Un male oscuro che nel nostro Paese ha causato 124 vittime nel 2012, altre 134 nel 2013 e che quest’anno purtroppo non ha interrotto la tragica conta ed è già arrivato a 14 donne.
A Bologna si studierà come l’incapacità di amare si possa trasformare in capacità di uccidere.
È significativa la volontà di istituire un simile corso: significa uscire dalla dimensione di emergenza sociale per trasformarla in questione culturale, capire per promuovere una trasformazione che faccia cambiare la mentalità della gente e fermare quello che il Presidente della Repubblica definisce un “lutto collettivo”, invitando a sentirsi tutti partecipi del dolore delle donne ferite e uccise, e gli uomini a dissociarsi dagli uomini che uccidono mogli, figlie, compagne, ex, fidanzate.
Deve scuotere le coscienze sapere che in Italia il numero degli omicidi è calato, ma è rimasto costante il numero delle donne uccise dai loro partner e parenti.
Di altro tipo la campagna di comunicazione sociale che arriva dal progetto “calendario delle studentesse” che hanno scelto una formula di sensibilizzazione particolare: dalle foto che rischiano sempre di rendere oggetto la donna protagonista, al calendario che chiede rispetto per il genere femminile e lancia l’hashtag #ilcoraggioèdonna nel denunciare soprusi, violenze, abusi domestici e discriminazioni.

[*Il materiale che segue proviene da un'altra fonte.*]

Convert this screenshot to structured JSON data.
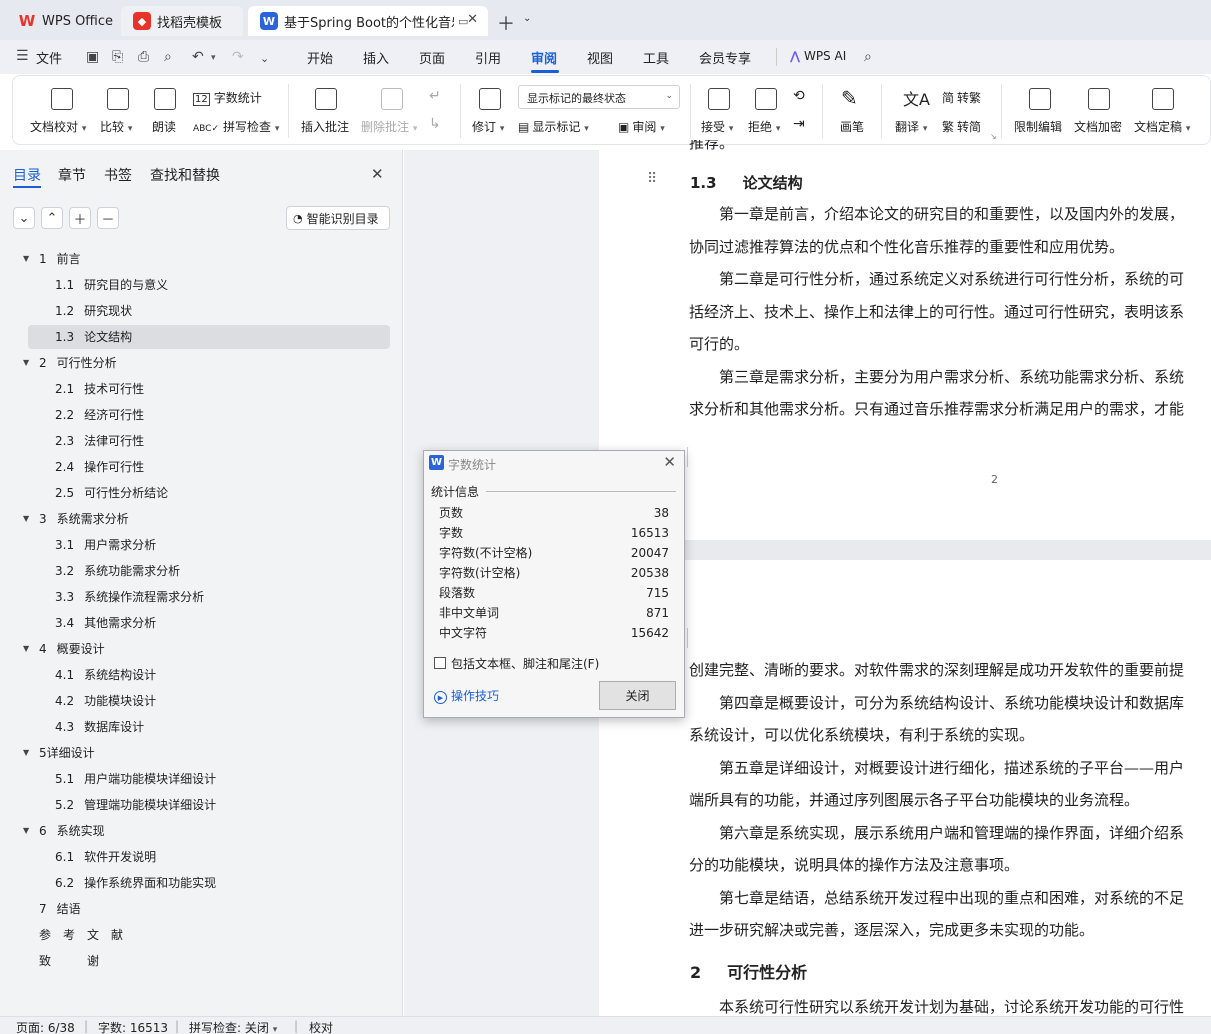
{
  "titlebar": {
    "tabs": [
      {
        "label": "WPS Office",
        "icon": "wps-logo-icon"
      },
      {
        "label": "找稻壳模板",
        "icon": "docer-icon"
      },
      {
        "label": "基于Spring Boot的个性化音乐",
        "icon": "writer-icon",
        "badge": "W"
      }
    ]
  },
  "menu": {
    "file": "文件",
    "tabs": [
      "开始",
      "插入",
      "页面",
      "引用",
      "审阅",
      "视图",
      "工具",
      "会员专享"
    ],
    "active": "审阅",
    "ai": "WPS AI"
  },
  "ribbon": {
    "doc_proof": "文档校对",
    "compare": "比较",
    "read_aloud": "朗读",
    "word_count": "字数统计",
    "spell_check": "拼写检查",
    "insert_comment": "插入批注",
    "delete_comment": "删除批注",
    "revise": "修订",
    "markup_state": "显示标记的最终状态",
    "show_markup": "显示标记",
    "review_pane": "审阅",
    "accept": "接受",
    "reject": "拒绝",
    "pen": "画笔",
    "translate": "翻译",
    "to_traditional": "转繁",
    "to_simplified": "转简",
    "restrict_edit": "限制编辑",
    "encrypt": "文档加密",
    "finalize": "文档定稿"
  },
  "left_pane": {
    "tabs": [
      "目录",
      "章节",
      "书签",
      "查找和替换"
    ],
    "active_tab": "目录",
    "smart_button": "智能识别目录",
    "toc": [
      {
        "num": "1",
        "title": "前言",
        "level": 1
      },
      {
        "num": "1.1",
        "title": "研究目的与意义",
        "level": 2
      },
      {
        "num": "1.2",
        "title": "研究现状",
        "level": 2
      },
      {
        "num": "1.3",
        "title": "论文结构",
        "level": 2
      },
      {
        "num": "2",
        "title": "可行性分析",
        "level": 1
      },
      {
        "num": "2.1",
        "title": "技术可行性",
        "level": 2
      },
      {
        "num": "2.2",
        "title": "经济可行性",
        "level": 2
      },
      {
        "num": "2.3",
        "title": "法律可行性",
        "level": 2
      },
      {
        "num": "2.4",
        "title": "操作可行性",
        "level": 2
      },
      {
        "num": "2.5",
        "title": "可行性分析结论",
        "level": 2
      },
      {
        "num": "3",
        "title": "系统需求分析",
        "level": 1
      },
      {
        "num": "3.1",
        "title": "用户需求分析",
        "level": 2
      },
      {
        "num": "3.2",
        "title": "系统功能需求分析",
        "level": 2
      },
      {
        "num": "3.3",
        "title": "系统操作流程需求分析",
        "level": 2
      },
      {
        "num": "3.4",
        "title": "其他需求分析",
        "level": 2
      },
      {
        "num": "4",
        "title": "概要设计",
        "level": 1
      },
      {
        "num": "4.1",
        "title": "系统结构设计",
        "level": 2
      },
      {
        "num": "4.2",
        "title": "功能模块设计",
        "level": 2
      },
      {
        "num": "4.3",
        "title": "数据库设计",
        "level": 2
      },
      {
        "num": "5详细设计",
        "title": "",
        "level": 1
      },
      {
        "num": "5.1",
        "title": "用户端功能模块详细设计",
        "level": 2
      },
      {
        "num": "5.2",
        "title": "管理端功能模块详细设计",
        "level": 2
      },
      {
        "num": "6",
        "title": "系统实现",
        "level": 1
      },
      {
        "num": "6.1",
        "title": "软件开发说明",
        "level": 2
      },
      {
        "num": "6.2",
        "title": "操作系统界面和功能实现",
        "level": 2
      },
      {
        "num": "7",
        "title": "结语",
        "level": 1
      },
      {
        "num": "参　考　文　献",
        "title": "",
        "level": 1
      },
      {
        "num": "致　　　谢",
        "title": "",
        "level": 1
      }
    ]
  },
  "document": {
    "page1": {
      "top_fragment": "推荐。",
      "heading": {
        "num": "1.3",
        "title": "论文结构"
      },
      "lines": [
        "　　第一章是前言，介绍本论文的研究目的和重要性，以及国内外的发展，",
        "协同过滤推荐算法的优点和个性化音乐推荐的重要性和应用优势。",
        "　　第二章是可行性分析，通过系统定义对系统进行可行性分析，系统的可",
        "括经济上、技术上、操作上和法律上的可行性。通过可行性研究，表明该系",
        "可行的。",
        "　　第三章是需求分析，主要分为用户需求分析、系统功能需求分析、系统",
        "求分析和其他需求分析。只有通过音乐推荐需求分析满足用户的需求，才能"
      ],
      "page_number": "2"
    },
    "page2": {
      "lines": [
        "创建完整、清晰的要求。对软件需求的深刻理解是成功开发软件的重要前提",
        "　　第四章是概要设计，可分为系统结构设计、系统功能模块设计和数据库",
        "系统设计，可以优化系统模块，有利于系统的实现。",
        "　　第五章是详细设计，对概要设计进行细化，描述系统的子平台——用户",
        "端所具有的功能，并通过序列图展示各子平台功能模块的业务流程。",
        "　　第六章是系统实现，展示系统用户端和管理端的操作界面，详细介绍系",
        "分的功能模块，说明具体的操作方法及注意事项。",
        "　　第七章是结语，总结系统开发过程中出现的重点和困难，对系统的不足",
        "进一步研究解决或完善，逐层深入，完成更多未实现的功能。"
      ],
      "heading": {
        "num": "2",
        "title": "可行性分析"
      },
      "last_line": "　　本系统可行性研究以系统开发计划为基础，讨论系统开发功能的可行性"
    }
  },
  "dialog": {
    "title": "字数统计",
    "section": "统计信息",
    "rows": [
      {
        "label": "页数",
        "value": "38"
      },
      {
        "label": "字数",
        "value": "16513"
      },
      {
        "label": "字符数(不计空格)",
        "value": "20047"
      },
      {
        "label": "字符数(计空格)",
        "value": "20538"
      },
      {
        "label": "段落数",
        "value": "715"
      },
      {
        "label": "非中文单词",
        "value": "871"
      },
      {
        "label": "中文字符",
        "value": "15642"
      }
    ],
    "checkbox_label": "包括文本框、脚注和尾注(F)",
    "tips_link": "操作技巧",
    "close_button": "关闭"
  },
  "statusbar": {
    "page": "页面: 6/38",
    "words": "字数: 16513",
    "spell": "拼写检查: 关闭",
    "proof": "校对"
  },
  "colors": {
    "accent": "#1b5fd6",
    "wps_red": "#e8332a"
  }
}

In proposito basti ricordare che oltre alla disparità di trattamento economico sul posto di lavoro e i licenziamenti facili (o le dimissioni in bianco firmate al momento dell’assunzione) in caso di maternità, si calcola che se le donne potessero equamente partecipare al mondo del lavoro contribuirebbero a incrementare il pil nazionale del 7%.